Comparing programs, answered.
How do I compare two dealer reinsurance programs?
Hold your dealership production constant and apply each program’s own terms — fees, claims assumptions, reserve and capital requirements, investment and distribution rules — to the same projected book. Then compare not just the headline total value but the net new value each program creates during the period, how quickly cash reaches you, and the structural and contractual differences. This tool does exactly that, and it deliberately never declares a winner.
What fees should be included in a reinsurance comparison?
Administration (per contract), ceding and management fees (percent of remittance), trust fees, investment management fees, and the fixed professional costs — accounting, legal, tax preparation, and actuarial or consulting — plus any setup or conversion expense and any other per-contract or percentage-based fee. Combining everything into one number hides where a difference actually comes from, so this tool breaks the fee difference out category by category.
Why should existing reserves be separated from new value?
A program that has been running for years may already hold a large reserve. That balance is the dealer’s pre-existing money, not value the program creates going forward. If you compare total balances, an established program can look better simply because it started with more. Separating net new value created during the projection — excluding existing reserves, transferred assets, and new capital — is the only apples-to-apples way to compare how the two programs perform from here.
Does a larger reserve balance mean a program performs better?
No. A larger reserve can reflect history, contributed capital, or a slower distribution policy rather than superior performance. What matters going forward is the net new value each structure creates on the same production, how much capital it ties up, and how and when you can access it. This tool shows total value and net new value side by side for exactly this reason.
How do investment returns affect reinsurance?
Reserves that are invested can earn a return, which compounds retained value over time — but only on the investable portion, net of any investment management fee, and only when funds are not restricted as collateral or minimum cash. Small differences in the assumed return compound, so the tool lets you test different return assumptions and shows the break-even return at which the two programs converge.
What happens to reserves when changing programs?
It depends entirely on the agreements. Some reserves are portable and can transfer to a new structure; others must run off with the current provider while open claims are paid. Transfers may carry fees, and new production may not enter the proposed program immediately. The transition model in this tool illustrates a simplified runoff and startup and never assumes all reserves are instantly portable.

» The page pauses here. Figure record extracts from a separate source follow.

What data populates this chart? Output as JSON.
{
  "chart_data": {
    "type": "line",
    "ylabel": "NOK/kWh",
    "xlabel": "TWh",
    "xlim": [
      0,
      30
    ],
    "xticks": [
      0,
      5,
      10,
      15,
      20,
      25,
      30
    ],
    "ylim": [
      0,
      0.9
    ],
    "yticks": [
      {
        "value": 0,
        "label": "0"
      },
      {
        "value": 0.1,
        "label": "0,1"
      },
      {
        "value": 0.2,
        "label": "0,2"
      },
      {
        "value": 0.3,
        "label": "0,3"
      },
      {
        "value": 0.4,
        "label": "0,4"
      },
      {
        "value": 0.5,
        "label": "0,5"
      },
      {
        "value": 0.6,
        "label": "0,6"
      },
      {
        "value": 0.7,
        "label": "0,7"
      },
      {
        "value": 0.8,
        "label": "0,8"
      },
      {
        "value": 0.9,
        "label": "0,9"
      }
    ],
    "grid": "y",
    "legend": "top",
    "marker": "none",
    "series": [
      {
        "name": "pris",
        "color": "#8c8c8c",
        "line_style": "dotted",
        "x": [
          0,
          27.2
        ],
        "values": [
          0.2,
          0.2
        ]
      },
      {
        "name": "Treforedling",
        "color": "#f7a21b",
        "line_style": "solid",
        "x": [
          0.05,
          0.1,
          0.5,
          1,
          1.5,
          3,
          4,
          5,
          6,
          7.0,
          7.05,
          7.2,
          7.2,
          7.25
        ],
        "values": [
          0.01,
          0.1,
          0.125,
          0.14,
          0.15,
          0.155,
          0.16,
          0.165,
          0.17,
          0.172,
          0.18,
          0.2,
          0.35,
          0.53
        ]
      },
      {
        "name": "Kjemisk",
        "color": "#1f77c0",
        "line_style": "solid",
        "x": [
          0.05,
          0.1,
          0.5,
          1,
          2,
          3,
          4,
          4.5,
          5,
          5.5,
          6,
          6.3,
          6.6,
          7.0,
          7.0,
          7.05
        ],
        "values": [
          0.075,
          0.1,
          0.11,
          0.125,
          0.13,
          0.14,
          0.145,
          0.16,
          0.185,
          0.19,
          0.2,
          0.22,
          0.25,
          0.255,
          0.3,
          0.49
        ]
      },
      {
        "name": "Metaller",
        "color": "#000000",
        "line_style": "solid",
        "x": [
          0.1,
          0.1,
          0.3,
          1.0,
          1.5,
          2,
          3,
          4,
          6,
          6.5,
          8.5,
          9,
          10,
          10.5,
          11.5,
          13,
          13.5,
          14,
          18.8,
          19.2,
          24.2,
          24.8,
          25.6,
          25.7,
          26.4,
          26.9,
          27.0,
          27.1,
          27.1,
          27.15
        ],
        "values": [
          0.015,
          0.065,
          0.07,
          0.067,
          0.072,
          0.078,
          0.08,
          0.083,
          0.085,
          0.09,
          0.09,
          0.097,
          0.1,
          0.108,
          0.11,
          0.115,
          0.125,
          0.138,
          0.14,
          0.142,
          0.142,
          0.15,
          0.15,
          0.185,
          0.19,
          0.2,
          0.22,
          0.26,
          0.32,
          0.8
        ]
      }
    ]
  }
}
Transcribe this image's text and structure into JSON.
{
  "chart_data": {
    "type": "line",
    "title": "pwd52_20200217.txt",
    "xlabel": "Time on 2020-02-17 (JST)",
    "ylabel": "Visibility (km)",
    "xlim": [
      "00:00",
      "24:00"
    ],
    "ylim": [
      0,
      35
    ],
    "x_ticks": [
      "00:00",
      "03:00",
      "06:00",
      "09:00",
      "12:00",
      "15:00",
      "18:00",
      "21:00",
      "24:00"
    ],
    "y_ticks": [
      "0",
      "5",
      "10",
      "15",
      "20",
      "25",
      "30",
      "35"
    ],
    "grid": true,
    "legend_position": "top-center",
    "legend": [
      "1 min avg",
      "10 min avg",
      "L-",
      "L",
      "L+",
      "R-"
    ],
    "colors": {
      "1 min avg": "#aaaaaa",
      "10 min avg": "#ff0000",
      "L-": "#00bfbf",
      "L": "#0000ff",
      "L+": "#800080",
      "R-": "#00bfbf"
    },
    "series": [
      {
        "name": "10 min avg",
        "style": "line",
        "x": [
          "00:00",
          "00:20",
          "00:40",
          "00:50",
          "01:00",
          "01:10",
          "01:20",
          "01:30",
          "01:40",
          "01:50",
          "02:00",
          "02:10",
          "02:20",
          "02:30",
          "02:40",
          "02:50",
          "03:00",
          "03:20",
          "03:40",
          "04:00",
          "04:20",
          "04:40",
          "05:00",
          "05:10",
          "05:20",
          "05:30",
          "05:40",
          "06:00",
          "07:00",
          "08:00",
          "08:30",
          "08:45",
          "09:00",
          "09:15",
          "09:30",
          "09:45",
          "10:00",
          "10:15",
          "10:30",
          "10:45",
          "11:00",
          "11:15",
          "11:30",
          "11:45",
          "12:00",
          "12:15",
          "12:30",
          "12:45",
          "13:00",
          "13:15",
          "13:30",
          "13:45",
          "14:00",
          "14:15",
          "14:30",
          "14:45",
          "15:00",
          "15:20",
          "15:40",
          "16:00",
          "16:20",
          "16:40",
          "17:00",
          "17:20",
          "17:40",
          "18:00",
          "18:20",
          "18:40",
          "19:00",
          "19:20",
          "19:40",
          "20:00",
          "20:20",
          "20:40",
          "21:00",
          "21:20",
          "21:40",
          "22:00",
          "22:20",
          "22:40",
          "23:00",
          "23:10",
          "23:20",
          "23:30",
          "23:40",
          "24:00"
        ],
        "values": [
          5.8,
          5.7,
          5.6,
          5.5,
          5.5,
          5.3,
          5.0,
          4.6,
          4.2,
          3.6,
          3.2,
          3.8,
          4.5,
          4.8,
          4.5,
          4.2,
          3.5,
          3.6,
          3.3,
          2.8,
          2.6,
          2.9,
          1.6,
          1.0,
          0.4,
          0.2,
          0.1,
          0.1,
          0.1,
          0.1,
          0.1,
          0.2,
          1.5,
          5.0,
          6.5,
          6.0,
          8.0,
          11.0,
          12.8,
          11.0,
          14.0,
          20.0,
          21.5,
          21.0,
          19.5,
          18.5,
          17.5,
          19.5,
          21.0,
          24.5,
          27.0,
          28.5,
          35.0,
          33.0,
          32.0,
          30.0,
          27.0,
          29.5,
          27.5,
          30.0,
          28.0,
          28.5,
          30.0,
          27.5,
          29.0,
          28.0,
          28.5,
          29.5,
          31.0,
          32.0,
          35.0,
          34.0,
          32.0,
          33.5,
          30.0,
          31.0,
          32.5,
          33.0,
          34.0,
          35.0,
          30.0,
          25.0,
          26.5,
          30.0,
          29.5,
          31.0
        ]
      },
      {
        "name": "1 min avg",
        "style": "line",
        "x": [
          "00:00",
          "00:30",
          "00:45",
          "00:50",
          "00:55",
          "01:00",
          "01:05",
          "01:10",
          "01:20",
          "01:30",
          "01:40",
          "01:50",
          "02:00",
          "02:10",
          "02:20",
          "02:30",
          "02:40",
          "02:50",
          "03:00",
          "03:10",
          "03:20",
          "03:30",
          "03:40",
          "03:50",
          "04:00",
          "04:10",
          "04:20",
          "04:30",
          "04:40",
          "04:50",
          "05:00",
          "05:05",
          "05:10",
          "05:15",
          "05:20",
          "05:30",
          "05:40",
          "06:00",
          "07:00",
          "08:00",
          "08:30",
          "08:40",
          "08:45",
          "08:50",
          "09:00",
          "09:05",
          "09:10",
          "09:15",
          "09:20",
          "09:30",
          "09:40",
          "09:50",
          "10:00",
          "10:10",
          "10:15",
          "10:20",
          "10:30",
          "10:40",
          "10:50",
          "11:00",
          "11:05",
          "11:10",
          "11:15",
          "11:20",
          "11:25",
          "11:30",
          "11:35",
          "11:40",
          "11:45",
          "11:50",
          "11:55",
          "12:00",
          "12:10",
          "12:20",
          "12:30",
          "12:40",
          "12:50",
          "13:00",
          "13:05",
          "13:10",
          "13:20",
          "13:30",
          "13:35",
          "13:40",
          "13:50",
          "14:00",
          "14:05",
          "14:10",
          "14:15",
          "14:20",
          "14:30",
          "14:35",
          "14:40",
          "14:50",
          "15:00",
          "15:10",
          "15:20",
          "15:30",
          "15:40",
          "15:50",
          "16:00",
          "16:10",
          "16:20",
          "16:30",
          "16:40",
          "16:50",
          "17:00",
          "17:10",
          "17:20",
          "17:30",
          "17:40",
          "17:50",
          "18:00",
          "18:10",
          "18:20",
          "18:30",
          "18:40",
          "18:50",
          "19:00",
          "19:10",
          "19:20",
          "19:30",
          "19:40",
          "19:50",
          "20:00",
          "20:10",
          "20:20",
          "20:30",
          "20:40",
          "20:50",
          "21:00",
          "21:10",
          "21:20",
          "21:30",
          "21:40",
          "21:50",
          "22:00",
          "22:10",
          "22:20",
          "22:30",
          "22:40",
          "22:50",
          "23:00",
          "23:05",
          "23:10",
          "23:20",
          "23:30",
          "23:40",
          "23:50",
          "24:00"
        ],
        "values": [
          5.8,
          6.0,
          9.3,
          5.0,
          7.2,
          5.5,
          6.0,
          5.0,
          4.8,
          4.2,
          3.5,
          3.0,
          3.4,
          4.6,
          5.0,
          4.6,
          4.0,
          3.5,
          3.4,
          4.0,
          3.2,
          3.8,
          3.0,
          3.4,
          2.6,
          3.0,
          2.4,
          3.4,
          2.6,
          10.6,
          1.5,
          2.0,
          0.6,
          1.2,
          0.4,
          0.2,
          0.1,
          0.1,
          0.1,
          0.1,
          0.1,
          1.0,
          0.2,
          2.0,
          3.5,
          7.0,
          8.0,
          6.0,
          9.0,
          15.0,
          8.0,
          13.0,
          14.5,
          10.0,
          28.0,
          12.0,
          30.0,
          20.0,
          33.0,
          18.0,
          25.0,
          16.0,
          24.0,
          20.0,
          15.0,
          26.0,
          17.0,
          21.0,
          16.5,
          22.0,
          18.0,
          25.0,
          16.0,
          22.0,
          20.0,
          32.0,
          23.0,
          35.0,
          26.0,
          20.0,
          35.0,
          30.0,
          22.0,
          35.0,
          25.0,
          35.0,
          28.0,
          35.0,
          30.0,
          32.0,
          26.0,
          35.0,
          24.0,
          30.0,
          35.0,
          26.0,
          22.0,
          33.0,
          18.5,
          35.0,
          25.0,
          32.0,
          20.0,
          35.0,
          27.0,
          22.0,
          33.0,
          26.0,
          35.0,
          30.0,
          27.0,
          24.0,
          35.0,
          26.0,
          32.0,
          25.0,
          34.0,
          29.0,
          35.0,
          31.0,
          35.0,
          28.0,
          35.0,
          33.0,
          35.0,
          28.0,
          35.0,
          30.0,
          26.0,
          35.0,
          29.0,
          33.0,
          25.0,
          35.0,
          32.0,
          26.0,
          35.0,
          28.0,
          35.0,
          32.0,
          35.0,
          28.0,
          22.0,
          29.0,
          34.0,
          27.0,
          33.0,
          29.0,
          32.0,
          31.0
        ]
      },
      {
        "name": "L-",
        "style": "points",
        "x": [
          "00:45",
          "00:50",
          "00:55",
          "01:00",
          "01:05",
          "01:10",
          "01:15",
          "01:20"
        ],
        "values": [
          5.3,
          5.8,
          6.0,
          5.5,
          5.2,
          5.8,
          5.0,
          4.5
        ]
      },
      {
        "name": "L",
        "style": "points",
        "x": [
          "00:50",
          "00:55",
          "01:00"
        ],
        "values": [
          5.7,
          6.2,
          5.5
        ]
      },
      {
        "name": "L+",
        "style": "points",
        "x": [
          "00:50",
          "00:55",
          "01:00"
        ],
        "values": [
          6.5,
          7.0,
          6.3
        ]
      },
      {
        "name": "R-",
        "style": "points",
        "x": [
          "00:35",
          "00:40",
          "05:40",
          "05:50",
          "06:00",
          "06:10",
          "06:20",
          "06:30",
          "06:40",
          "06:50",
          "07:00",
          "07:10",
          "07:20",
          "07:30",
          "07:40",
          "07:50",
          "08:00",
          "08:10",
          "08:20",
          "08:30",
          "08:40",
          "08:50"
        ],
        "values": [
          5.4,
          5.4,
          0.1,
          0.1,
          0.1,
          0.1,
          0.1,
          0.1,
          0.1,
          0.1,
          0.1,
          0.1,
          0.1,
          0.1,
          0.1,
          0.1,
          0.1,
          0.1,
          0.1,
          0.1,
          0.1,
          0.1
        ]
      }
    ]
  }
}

Can reinsurance reserves be transferred?
Sometimes, in part, and subject to the contract — not automatically. The transition feature lets you model an amount transferred (seeding the proposed program) while the remainder runs off with the current provider, with transfer, termination, and conversion costs applied. The transferred amount is conserved: removed from the current program and added to the proposed one, never counted twice.
What is a runoff period?
When a dealer stops sending new business to a program, the existing book “runs off” — open claims continue to be paid and reserves are released over time until the obligations are settled. During runoff the program may still charge administration or runoff fees and may still make distributions. Modeling runoff matters because value can remain tied up for a period after the switch.
How should capital contributions be treated?
As the dealer’s own money, not as earnings. Initial capital, capital calls, existing reserves, and transferred assets all seed or support the structure but are not value the program created. This tool tracks them separately and excludes them from net new value so a program never looks more productive simply because the dealer put in more money.
What documents are needed for a complete comparison?
A complete fee schedule, the participation or reinsurance agreement, recent reserve statements, historical claims data, the distribution and approval rules, capital and collateral requirements, termination and runoff provisions, and the tax and legal structure. The tool generates a due-diligence checklist of exactly these items so you know what to request before relying on any comparison.